Table and chairs sit at the top of the cover. A black cat sits near one of the chairs. The title sits under the table and chairs. The author's name is at the bottom in beige letters. The background is teal and off white.

To me, this book was an eye-opener on past reflection. I have had a lot of changes in the past year. Some great, some disastrous. I spent so much time wishing I could change my past mistakes, which, unfortunately, had taken a toll on my mental health. After nose-diving into this book, it really showed me the importance of accepting the past and looking toward the future. If I had the chance to go back and fix my mistakes, would I be a different person? I do not know, and I never will. And that is okay.

Erin Ewald, Editorial

Bright Young Woman by Jessica Knoll

Giving Victims a Voice

The top of a woman's face can be seen in a square space in pink. The author's name is above the square in black letters. The title is in large, black and pink letters. All of it sits against a dark yellow background.

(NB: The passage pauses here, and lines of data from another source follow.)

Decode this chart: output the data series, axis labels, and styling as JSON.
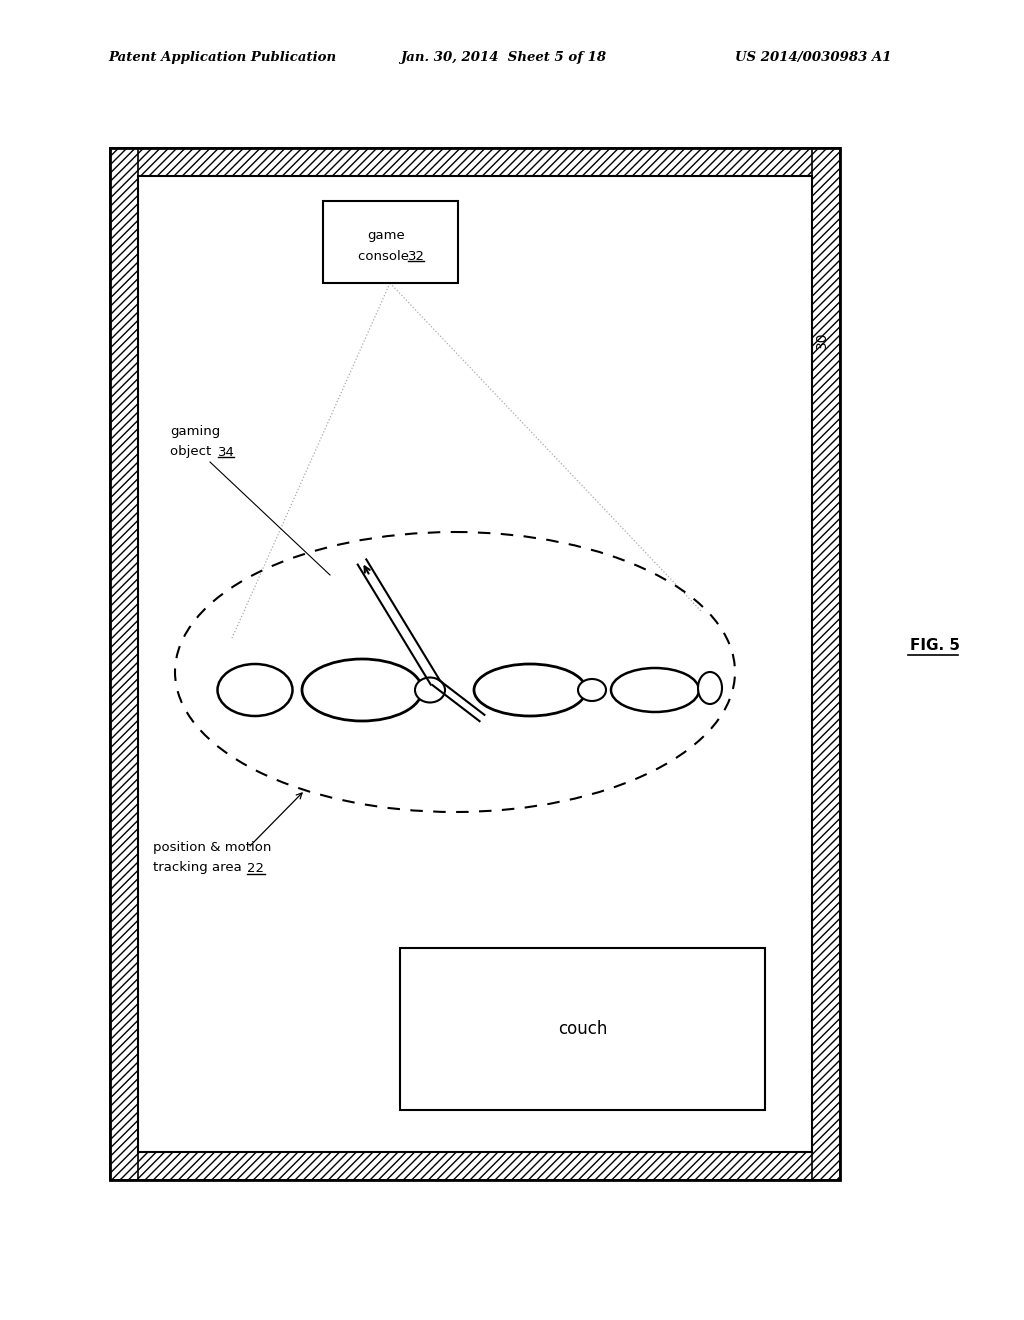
{
  "title_left": "Patent Application Publication",
  "title_center": "Jan. 30, 2014  Sheet 5 of 18",
  "title_right": "US 2014/0030983 A1",
  "fig_label": "FIG. 5",
  "room_label": "30",
  "game_console_label": "game\nconsole 32",
  "gaming_object_label": "gaming\nobject 34",
  "tracking_area_label": "position & motion\ntracking area 22",
  "couch_label": "couch",
  "bg_color": "#ffffff"
}
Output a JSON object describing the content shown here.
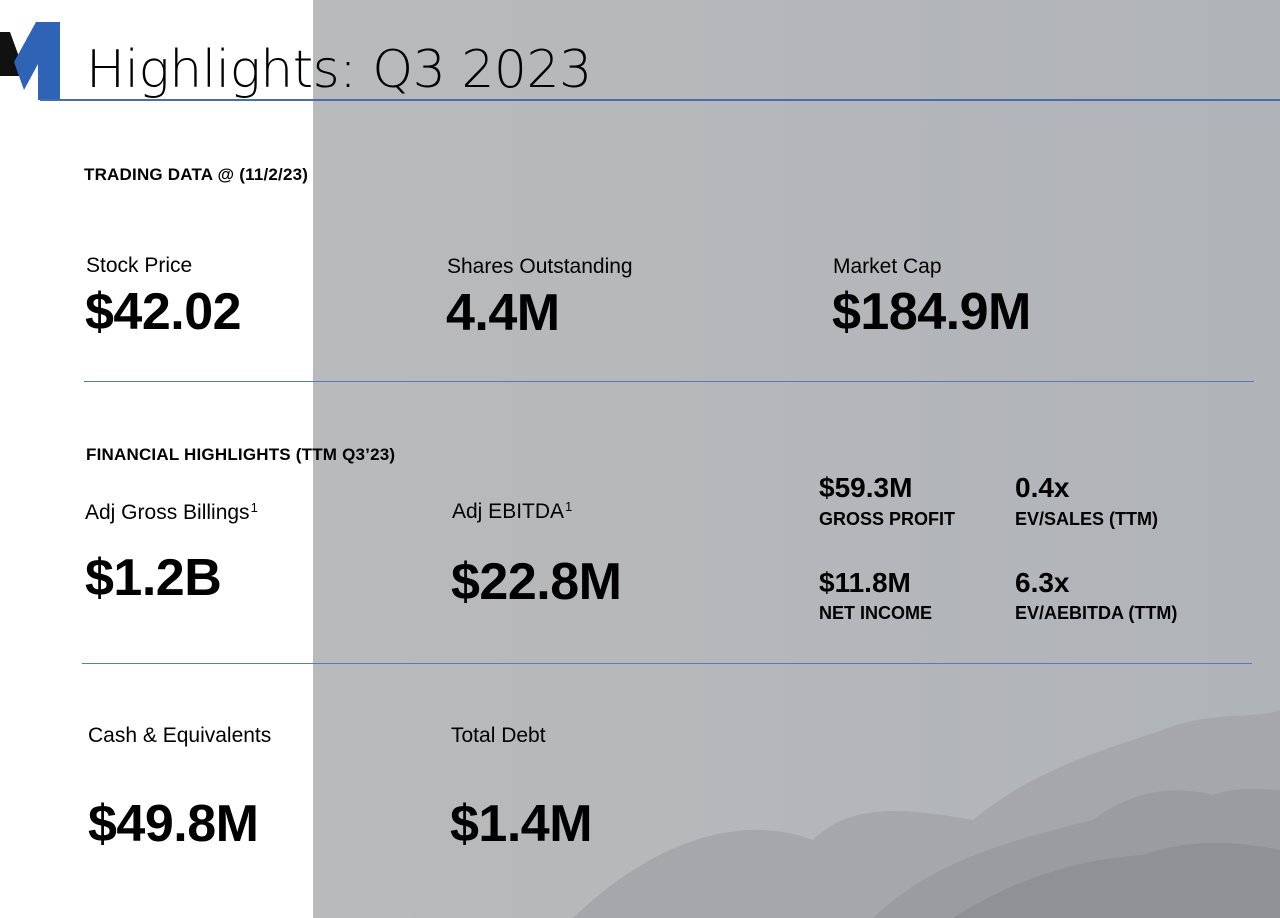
{
  "slide": {
    "title": "Highlights: Q3 2023",
    "colors": {
      "accent": "#2f63b5",
      "rule": "#5a78c0",
      "panel": "#b5b7ba"
    },
    "logo_icon": "m-logo-icon",
    "trading": {
      "heading": "TRADING DATA @ (11/2/23)",
      "stock_price": {
        "label": "Stock Price",
        "value": "$42.02"
      },
      "shares_outstanding": {
        "label": "Shares Outstanding",
        "value": "4.4M"
      },
      "market_cap": {
        "label": "Market Cap",
        "value": "$184.9M"
      }
    },
    "financial": {
      "heading": "FINANCIAL HIGHLIGHTS (TTM Q3’23)",
      "adj_gross_billings": {
        "label": "Adj Gross Billings",
        "footnote": "1",
        "value": "$1.2B"
      },
      "adj_ebitda": {
        "label": "Adj EBITDA",
        "footnote": "1",
        "value": "$22.8M"
      },
      "gross_profit": {
        "value": "$59.3M",
        "label": "GROSS PROFIT"
      },
      "ev_sales": {
        "value": "0.4x",
        "label": "EV/SALES (TTM)"
      },
      "net_income": {
        "value": "$11.8M",
        "label": "NET INCOME"
      },
      "ev_aebitda": {
        "value": "6.3x",
        "label": "EV/AEBITDA (TTM)"
      }
    },
    "balance": {
      "cash": {
        "label": "Cash & Equivalents",
        "value": "$49.8M"
      },
      "debt": {
        "label": "Total Debt",
        "value": "$1.4M"
      }
    }
  }
}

The most impactful novel I’ve read this year has got to be Bright Young Women by Jessica Knoll. It’s a fictional retelling of the aftermath of the Ted Bundy FSU sorority murders from the sorority sisters’ perspective. Over the years, there have been plenty of documentaries and fictional movies about the life of Bundy himself. But there’s rarely anything solely about the women he brutally murdered or how the witnesses were affected. Knoll’s novel gives a voice to the women and how they were portrayed in the media at the time. This book made me look at the true crime genre and how female victims are portrayed. It changed my view of how female victims should be portrayed in the media. This book was so well written; it was my most memorable read of 2023.

Corinne Vergari, Social

Don’t Believe Everything You Think by Joseph Nguyen

Perspective, Perceptions, and Anxiety/Overthinking

The outline of a head with squiggles to represent the brain sit against a white background. The squiggle lines swirl outside the outlined head. The title is at the top in black letters. The author's name is at the bottom in small black letters.

I have issues with high-functioning anxiety and overthinking. I used to have a problem with my brain coming up with bizarre doomsday disaster scenarios that would make me more anxious until I read this book. This book helped me realize that none of those bizarre scenarios would ever actually happen. The book also helped me look at people, especially politicians, from a new perspective. I learned how to start to put aside my preconceived perceptions of people and be less judgmental. I’ve learned how to go with the flow and be more spontaneous.